Чуть отдергивает руку, сжимает в кулак пальцы. Не нравится ей слушать про дырки, которые коллекционирует ее муженек.
– Хорошо, тогда помоги мне с опекой, – говорит тихо. – И правда, какая разница, если все всё уже решили.
– Марин, – бью по тормозам, съезжаю с дороги, – очнись уже. Ты решаешь. Ты. Не этот. А ты. Я вот решил за себя. Хочешь, расскажу что?
– Что? – закусывает нижнюю губу.
– Сейчас я тебя мамке на поруки сдам, чтоб не париться, поеду к бате и договорюсь с ним обо всем, а утром – на пары. Набью морду Олегу Викторовичу, и мы с ним пойдем в деканат, объяснять, кто, кого, как и в каких позах, а Карина, кстати, моя бывшая. Мы с ней не долго, но все же.
У меня такое ощущение, что она или совсем не слушает, или слушает через слово.
– Я боюсь, что она меня не пустит, – глухо произносит она.

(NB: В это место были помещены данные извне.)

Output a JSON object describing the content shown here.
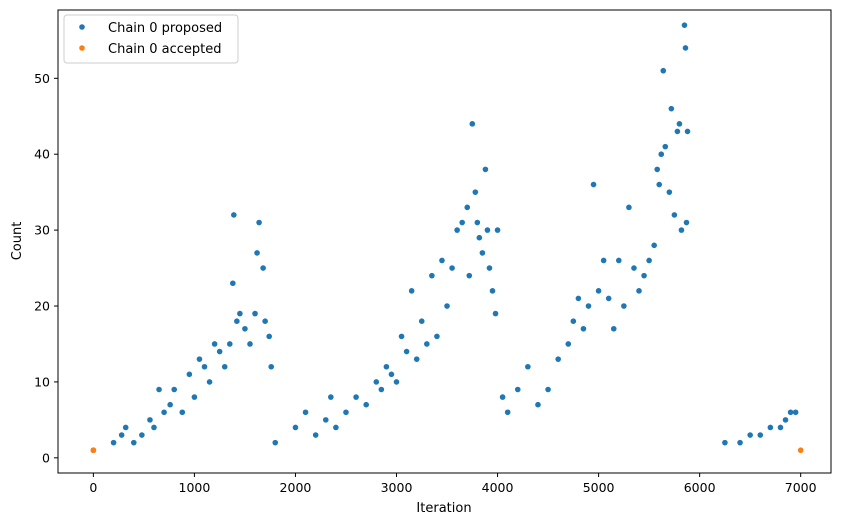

– Кто не пустит? – не сразу врубаюсь в тонкости их семейных отношений. – Мамка твоя?
– Ага, – почти безразлично пожимает плечами. Наверное, после истерики пришел черед апатии. – Займешь тогда денег на какую-нибудь гостиницу?
– Бабки не проблема, – проговариваю, сложив руки на руле и положив на них щеку. Смотрю на нее, и на душе становится гадко. – Давай с тобой пойду? Тоже расскажу, какой он козел.
– Ага, – фыркает она почти смешливо. – Про него одни слова, про меня – ты рядом. Проигрываю, очевидно. Я… напишу лучше, если разрешит остаться. Ладно?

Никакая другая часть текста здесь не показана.